Saat Soekarno Tak Mau Cari Pengganti Hatta sebagai Wapres...
Bung Karno-Bung Hatta adalah dwitunggal proklamator Kemerdekaan RI. Keduanya sahabat sejati meski kerap berbeda pandangan politik. Walaupun Bung Hatta mengundurkan diri jadi Wapres, Bung Karno tak mau cari penggantinya.
Bung Karno dan Bung Hatta adalah dwitunggal proklamator Kemerdekaan Republik Indonesia. Menjelang Indonesia merayakan kemerdekaannya yang ke-76 tahun, nama keduanya merebak kembali.
Mereka berjuang bersama dengan pejuang Tanah Air lainnya sejak awal untuk membebaskan bangsa Indonesia dari penjajahan dan kolonialisme.
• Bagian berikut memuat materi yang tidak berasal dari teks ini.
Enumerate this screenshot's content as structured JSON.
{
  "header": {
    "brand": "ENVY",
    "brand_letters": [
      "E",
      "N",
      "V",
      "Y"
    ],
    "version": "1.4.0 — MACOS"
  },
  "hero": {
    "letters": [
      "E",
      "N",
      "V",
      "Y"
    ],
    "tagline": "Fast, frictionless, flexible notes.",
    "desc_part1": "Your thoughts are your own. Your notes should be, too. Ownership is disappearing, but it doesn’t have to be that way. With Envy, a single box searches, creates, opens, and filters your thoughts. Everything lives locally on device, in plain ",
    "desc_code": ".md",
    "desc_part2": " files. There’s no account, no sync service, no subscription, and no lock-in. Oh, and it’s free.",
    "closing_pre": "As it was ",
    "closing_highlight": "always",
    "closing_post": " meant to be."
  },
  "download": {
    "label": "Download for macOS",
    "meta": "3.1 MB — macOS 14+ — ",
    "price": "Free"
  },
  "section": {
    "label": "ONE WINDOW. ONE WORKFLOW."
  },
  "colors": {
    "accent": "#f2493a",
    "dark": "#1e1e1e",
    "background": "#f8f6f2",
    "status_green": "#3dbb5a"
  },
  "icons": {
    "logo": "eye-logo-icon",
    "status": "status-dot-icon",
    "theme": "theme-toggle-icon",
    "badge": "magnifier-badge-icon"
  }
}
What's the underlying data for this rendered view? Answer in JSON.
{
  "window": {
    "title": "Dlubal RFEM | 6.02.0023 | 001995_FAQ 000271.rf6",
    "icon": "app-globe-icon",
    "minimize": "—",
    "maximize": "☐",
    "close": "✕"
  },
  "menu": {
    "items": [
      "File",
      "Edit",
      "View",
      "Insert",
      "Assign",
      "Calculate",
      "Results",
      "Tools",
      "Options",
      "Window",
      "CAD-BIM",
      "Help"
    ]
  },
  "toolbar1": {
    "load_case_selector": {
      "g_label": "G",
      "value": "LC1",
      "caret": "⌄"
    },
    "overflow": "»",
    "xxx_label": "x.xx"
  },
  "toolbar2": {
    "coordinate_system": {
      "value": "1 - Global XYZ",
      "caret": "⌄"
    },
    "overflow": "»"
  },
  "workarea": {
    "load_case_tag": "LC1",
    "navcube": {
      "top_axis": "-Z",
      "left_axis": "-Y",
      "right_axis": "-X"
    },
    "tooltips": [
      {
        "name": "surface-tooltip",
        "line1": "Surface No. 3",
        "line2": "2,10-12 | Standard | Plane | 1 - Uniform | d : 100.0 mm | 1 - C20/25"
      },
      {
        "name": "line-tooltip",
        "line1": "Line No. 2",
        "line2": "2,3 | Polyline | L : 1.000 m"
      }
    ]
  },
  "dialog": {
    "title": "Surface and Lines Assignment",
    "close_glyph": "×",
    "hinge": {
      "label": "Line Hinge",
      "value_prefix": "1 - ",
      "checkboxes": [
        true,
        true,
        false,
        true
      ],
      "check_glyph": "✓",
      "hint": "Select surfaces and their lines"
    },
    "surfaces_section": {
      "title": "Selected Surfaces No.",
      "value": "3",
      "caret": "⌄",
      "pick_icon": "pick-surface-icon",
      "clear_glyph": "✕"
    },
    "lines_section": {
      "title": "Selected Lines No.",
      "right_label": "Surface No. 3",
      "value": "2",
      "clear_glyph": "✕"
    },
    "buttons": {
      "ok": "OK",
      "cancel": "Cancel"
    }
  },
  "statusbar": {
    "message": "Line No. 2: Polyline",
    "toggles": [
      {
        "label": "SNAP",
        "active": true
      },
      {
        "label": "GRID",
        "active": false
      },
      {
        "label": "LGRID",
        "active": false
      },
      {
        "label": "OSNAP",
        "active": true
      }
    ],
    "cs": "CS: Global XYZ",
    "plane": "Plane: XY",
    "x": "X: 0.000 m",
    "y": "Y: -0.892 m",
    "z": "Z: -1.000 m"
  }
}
Di luar jasa besarnya itu, dalam hubungan pribadi, mereka juga adalah sahabat sejati.
Tepat di hari ulang tahun Bung Hatta, Kamis (12/8/2021) lalu, Partai Demokrasi Indonesia Perjuangan (PDI-P) menggelar webinar bertema ”Bung Hatta Inspirasi Kemandirian Bangsa”. Ini adalah rangkaian acara Pekan Bung Hatta yang diadakan Badan Kebudayaan Nasional Pusat PDI-P, untuk mengenang kontribusi besar tokoh pendiri bangsa tersebut. Dalam webinar tersebut, Presiden kelima RI, Megawati Soekarnoputri, dan putri mendiang Bung Hatta, Meutia Farida Hatta, ikut hadir sebagai pembicara inti.
Acara yang sama sebelumnya juga sering digelar dalam berbagai kesempatan. Pada Mei 2012, di sebuah hotel di Jakarta, Megawati juga berbicara tentang hubungan ayahnya dengan Bung Hatta dalam acara yang dibertajuk, ”Merindukan Negarawan”.
Megawati menyebutkan selisih usia antara Soekarno dan Muhammad Hatta adalah satu tahun. Bung Hatta lahir di Bukittinggi, 12 Agustus 1902. Megawati juga mengenang bahwa dirinya selalu sedikit cemas apabila diajak bertemu dengan Bung Hatta. Sebab, Bung Hatta adalah sosok yang sangat formal dan berdisiplin. Bahkan, jika diajak berkunjung ke rumah dinas Bung Hatta saat menjabat sebagai Wakil Presiden RI, Megawati merasa ada tekanan batin.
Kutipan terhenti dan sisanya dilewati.